Jeld-Wen Holding Inc. will close its interior and exterior door facility in Lexington, N.C., in December and has begun laying off all 135 employees.
The first round of job losses for workers of the Charlotte, N.C.-based window and door manufacturer began Oct. 28 and will continue through Dec. 27, according to the company's Oct. 28 letter to the North Carolina Department of Commerce.
The facility makes doors from fiberglass and other materials. Jeld-Wen sells fiberglass, wood and steel exterior doors as well as composite and wood interior doors.
"The closure is part of our global footprint rationalization and modernization program, which is designed to build efficiencies in our network and improve service and quality for our customers," a news statement from Jeld-Wen says.
"We have a comprehensive program in place to either retain talent or assist our employees with outplacement services as they transition from the company," the statement continues. "The Lexington facility closure will support our value of improving daily by doing everything we can to advance the way we operate and do business."
The Lexington plant had been operating since 1987, according to a local media report. Jeld-Wen bought the facility from Morgan Products in 1996. Fiberglass door production began there in 2005. The facility had about 195 employees as recently as November 2016.
However, Jeld-Wen officials have said reduced demand in residential new construction channels and "erratic order patterns" in the North American windows retail channel have hampered overall sales. The company reported revenue dropped 3.9 percent to $1.09 billion for the third quarter compared to the same period last year.

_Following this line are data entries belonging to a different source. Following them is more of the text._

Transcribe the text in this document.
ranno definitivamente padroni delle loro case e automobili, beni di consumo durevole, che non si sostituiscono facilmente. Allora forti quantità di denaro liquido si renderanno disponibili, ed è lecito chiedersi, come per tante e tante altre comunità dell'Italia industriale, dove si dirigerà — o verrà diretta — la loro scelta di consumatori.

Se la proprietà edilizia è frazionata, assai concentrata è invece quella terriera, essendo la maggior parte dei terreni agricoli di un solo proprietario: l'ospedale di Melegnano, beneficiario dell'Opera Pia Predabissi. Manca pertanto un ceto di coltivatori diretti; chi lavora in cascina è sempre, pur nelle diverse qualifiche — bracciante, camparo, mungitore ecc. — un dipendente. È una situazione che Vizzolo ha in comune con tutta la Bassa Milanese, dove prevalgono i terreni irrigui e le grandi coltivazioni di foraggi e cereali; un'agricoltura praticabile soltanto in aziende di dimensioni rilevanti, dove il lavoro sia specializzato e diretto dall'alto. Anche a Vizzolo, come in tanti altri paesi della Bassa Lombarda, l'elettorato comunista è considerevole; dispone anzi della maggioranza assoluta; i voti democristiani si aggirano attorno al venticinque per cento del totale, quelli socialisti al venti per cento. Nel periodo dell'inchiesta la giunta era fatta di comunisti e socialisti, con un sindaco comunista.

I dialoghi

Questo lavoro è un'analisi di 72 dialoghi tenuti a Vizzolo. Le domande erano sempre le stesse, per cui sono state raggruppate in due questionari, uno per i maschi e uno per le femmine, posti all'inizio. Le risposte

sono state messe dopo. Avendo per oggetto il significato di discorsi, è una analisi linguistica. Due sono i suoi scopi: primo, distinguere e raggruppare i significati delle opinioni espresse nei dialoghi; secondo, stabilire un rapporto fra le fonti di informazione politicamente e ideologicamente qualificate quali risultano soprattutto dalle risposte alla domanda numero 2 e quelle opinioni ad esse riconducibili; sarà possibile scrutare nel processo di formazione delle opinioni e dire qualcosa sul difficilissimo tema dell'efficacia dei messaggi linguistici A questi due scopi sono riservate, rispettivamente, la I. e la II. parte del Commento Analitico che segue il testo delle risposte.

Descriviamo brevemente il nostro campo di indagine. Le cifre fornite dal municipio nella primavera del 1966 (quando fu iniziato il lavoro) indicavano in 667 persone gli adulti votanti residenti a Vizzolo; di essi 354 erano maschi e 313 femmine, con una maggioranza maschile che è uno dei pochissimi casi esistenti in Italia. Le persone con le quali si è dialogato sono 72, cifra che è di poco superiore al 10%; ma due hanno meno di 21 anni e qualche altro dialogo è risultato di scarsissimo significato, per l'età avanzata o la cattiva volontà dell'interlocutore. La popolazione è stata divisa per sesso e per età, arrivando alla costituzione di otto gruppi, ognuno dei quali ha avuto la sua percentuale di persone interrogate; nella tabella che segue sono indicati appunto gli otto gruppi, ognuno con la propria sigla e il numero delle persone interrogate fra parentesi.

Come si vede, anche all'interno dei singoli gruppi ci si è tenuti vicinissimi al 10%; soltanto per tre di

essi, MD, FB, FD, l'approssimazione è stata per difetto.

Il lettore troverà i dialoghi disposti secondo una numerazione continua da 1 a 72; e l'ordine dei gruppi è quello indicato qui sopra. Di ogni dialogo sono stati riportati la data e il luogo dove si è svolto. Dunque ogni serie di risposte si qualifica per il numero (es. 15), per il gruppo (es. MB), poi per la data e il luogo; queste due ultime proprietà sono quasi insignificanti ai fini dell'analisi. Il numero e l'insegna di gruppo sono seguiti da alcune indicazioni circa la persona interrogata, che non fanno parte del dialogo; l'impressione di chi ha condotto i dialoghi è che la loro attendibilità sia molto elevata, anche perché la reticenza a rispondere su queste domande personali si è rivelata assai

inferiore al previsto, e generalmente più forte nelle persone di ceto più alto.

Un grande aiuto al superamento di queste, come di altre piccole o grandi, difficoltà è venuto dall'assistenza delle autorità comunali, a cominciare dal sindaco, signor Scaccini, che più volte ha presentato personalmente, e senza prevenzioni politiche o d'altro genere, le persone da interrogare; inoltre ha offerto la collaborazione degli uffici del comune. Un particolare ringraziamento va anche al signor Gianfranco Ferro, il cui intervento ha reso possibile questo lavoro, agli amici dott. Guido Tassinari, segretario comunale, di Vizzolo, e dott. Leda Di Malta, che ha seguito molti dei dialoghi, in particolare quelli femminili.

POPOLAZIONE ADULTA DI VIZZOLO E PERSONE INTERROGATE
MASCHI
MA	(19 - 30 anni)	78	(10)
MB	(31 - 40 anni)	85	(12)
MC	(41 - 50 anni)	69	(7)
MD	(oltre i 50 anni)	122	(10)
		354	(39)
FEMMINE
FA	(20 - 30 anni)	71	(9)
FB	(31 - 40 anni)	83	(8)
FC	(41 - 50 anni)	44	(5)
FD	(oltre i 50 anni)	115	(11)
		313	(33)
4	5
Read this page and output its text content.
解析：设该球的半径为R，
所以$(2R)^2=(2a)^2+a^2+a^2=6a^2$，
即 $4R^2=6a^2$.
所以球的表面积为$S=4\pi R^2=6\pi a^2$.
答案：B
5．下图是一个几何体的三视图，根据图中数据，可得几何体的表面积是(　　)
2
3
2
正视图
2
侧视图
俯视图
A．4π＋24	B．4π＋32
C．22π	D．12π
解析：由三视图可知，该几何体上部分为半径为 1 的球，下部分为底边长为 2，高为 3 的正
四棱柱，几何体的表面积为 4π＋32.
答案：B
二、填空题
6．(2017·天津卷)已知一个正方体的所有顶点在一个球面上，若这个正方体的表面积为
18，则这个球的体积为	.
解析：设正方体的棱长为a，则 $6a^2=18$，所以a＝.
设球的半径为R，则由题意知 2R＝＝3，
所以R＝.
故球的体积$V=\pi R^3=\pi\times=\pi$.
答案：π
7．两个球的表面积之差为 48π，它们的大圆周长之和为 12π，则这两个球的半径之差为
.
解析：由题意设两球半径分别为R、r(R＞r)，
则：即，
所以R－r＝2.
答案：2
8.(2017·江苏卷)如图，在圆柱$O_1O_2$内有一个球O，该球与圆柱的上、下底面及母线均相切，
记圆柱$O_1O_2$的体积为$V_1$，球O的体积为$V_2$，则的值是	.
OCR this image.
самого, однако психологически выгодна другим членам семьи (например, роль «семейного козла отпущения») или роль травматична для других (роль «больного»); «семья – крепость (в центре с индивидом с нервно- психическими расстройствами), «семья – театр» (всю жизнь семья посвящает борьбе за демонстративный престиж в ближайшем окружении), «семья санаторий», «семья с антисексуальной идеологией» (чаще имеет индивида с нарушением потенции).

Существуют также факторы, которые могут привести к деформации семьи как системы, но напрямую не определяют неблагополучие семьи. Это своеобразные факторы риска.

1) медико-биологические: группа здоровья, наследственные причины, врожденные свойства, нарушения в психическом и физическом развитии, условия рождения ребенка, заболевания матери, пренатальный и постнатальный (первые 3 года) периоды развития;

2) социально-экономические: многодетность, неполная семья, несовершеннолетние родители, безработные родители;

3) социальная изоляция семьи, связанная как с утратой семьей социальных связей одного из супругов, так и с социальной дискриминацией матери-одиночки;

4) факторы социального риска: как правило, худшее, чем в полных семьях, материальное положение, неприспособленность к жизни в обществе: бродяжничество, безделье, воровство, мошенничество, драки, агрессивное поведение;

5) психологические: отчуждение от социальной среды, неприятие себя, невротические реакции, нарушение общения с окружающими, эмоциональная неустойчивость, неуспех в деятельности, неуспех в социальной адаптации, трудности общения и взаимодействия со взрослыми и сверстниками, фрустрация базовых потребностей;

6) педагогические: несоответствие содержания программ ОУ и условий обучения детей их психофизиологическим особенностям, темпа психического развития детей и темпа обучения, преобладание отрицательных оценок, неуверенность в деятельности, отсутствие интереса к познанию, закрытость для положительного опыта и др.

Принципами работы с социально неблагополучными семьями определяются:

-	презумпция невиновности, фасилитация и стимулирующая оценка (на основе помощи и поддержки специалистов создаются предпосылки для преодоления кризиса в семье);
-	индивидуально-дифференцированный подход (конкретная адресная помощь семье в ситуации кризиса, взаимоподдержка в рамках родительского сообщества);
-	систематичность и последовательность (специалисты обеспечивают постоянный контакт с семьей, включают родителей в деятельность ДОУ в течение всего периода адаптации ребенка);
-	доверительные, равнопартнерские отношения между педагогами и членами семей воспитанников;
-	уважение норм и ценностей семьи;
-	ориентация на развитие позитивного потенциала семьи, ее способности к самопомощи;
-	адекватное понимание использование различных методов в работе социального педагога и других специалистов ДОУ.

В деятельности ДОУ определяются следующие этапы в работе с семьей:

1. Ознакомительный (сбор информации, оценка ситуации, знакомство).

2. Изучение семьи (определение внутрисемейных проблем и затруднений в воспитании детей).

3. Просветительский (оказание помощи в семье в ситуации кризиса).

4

Jeld-Wen President and CEO Gary S. Michel said in an Oct. 10 news release that he is disappointed in the preliminary quarterly results, which were primarily driven by soft demand in North America and further deterioration of housing activity in Australia and New Zealand.
"I believe the issues that impacted our third quarter results underscore the urgency to continue to implement our strategy, reduce our cost structure, eliminate complexity in our operations, and increase agility throughout the organization," Michel said.
For the full year of 2019, he expects a 2 percent decline in revenue.
At the Lexington facility, all employees have been informed of their separation dates. The job positions being eliminated include 27 lay-up assemblers and their support, 24 general production workers, 17 cell assemblers and five material handlers.